Chief investigator Franz Polzer told Austrian television that police might need "half a year" to complete their investigations. He ruled out any suggestion Fritzl might have had an accomplice.
"As our investigations now stand, there were no accomplices. But you can never be 100 percent certain."
Doctors would determine when police would be allowed to question Elisabeth Fritzl and the children, but that was unlikely to be for several days.
Fritzl had officially adopted the three aboveground children, after showing authorities letters signed by Elizabeth that said she could not care for them, and which asked that they try not to track her down for the sake of herself and her children.
Fritzl was allowed to adopt despite a reported conviction of attempted rape in the 1960s and of arson, but the records were wiped after a period of time set by Austrian law.
The district court in Amstetten, which had greenlighted the adoptions, said it had followed protocol in the adoption proceedings and had had acted correctly.

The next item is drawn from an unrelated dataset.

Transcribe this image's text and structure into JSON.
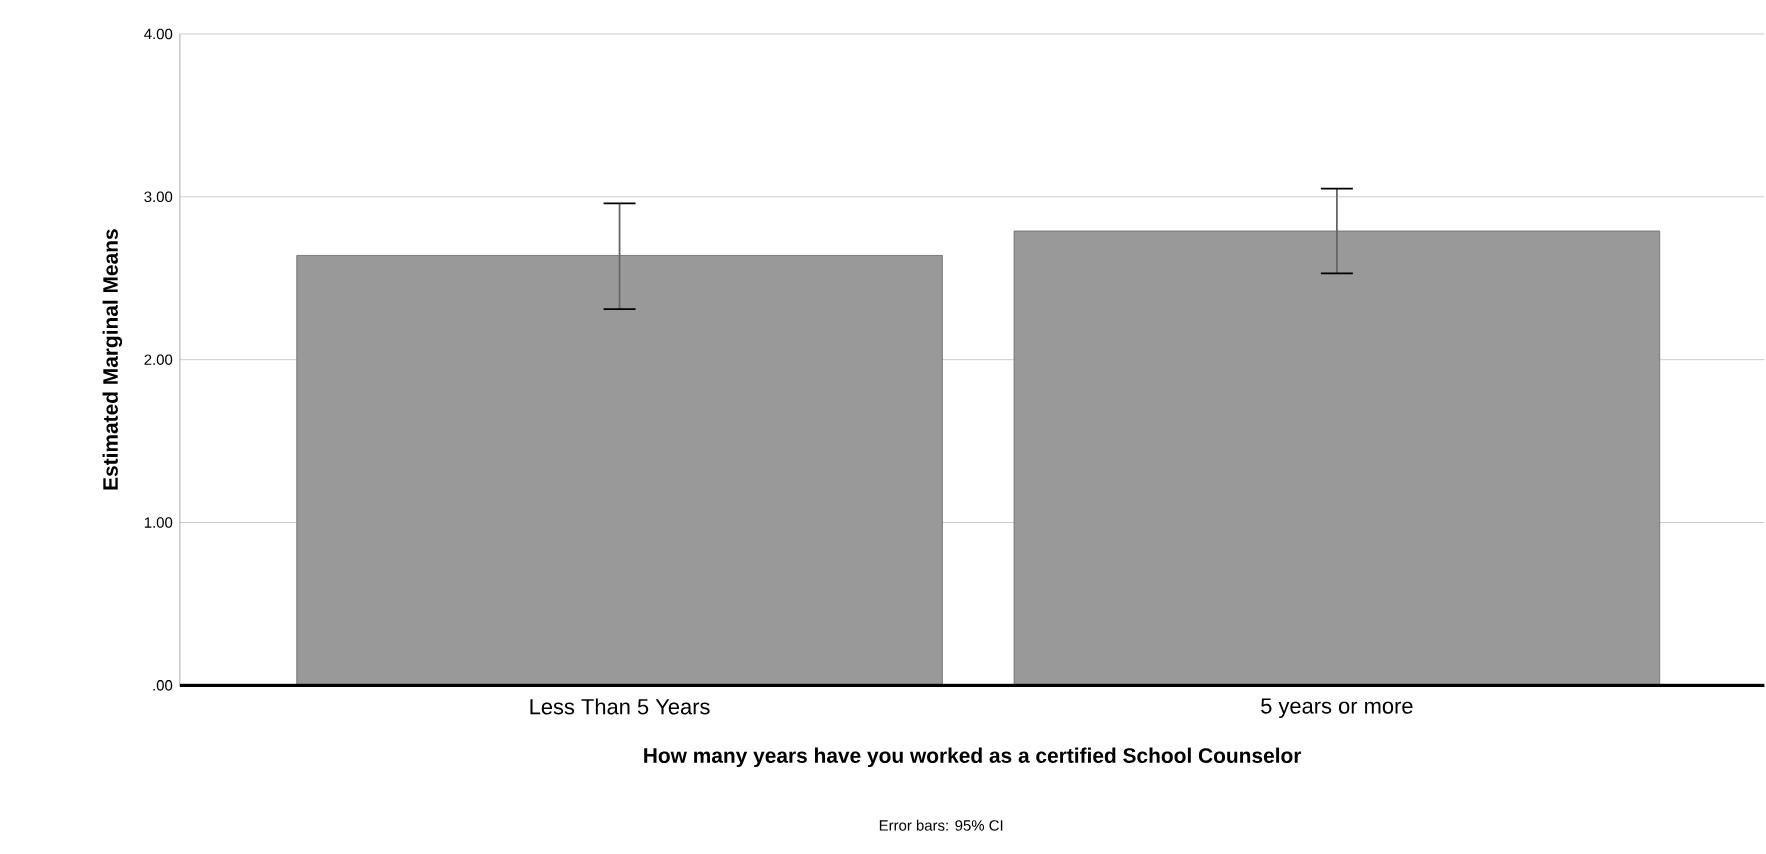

No sign of wife's complicity
"There weren't any doubts about his (Fritzl's) integrity. Why should I put the child in a foster home, when it could grow up in a family," court president Josef Schoegl told the Austria Press Agency.

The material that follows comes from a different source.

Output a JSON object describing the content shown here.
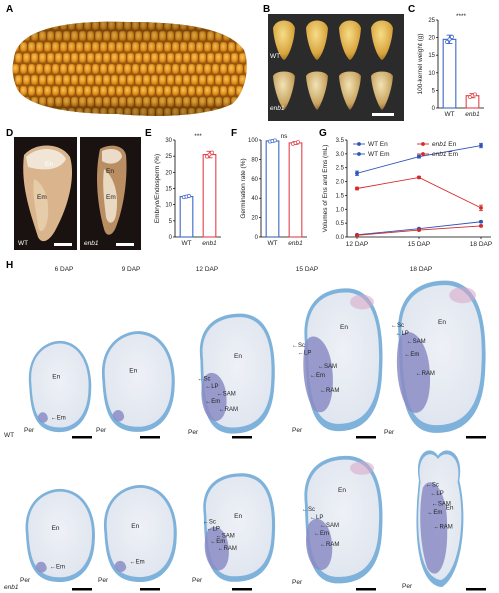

Chief police investigator Franz Polzer said there was no sign that Fritzl's wife, who also had seven children with him, knew of the goings on in his locked dungeon.
In the town of Amstetten, more than 200 people including dozens of youngsters quietly held a candlelight vigil in the main square late Tuesday, as the town of 23,000 sought to cast off the notoriety brought to their doorstep by Fritzl.
Shocked residents react
"Shock, sadness, rage and perhaps also hatred have gripped us these last few days," pastor Peter Boesendorfer told those gathered.
"We must acknowledge that there is something in our town that we cannot comprehend," he said, calling on residents "to help and show solidarity so that a life will be possible" for the bewildered children and their scarred mother.
Amstetten mayor Herbert Katzengruber told the Austrian news agency APA: "We want to show that Amstetten is not a town for criminals. But it's mostly about showing solidarity and help to the victims."
Residents have repeatedly insisted they saw nothing amiss before the horror story was made public on Sunday.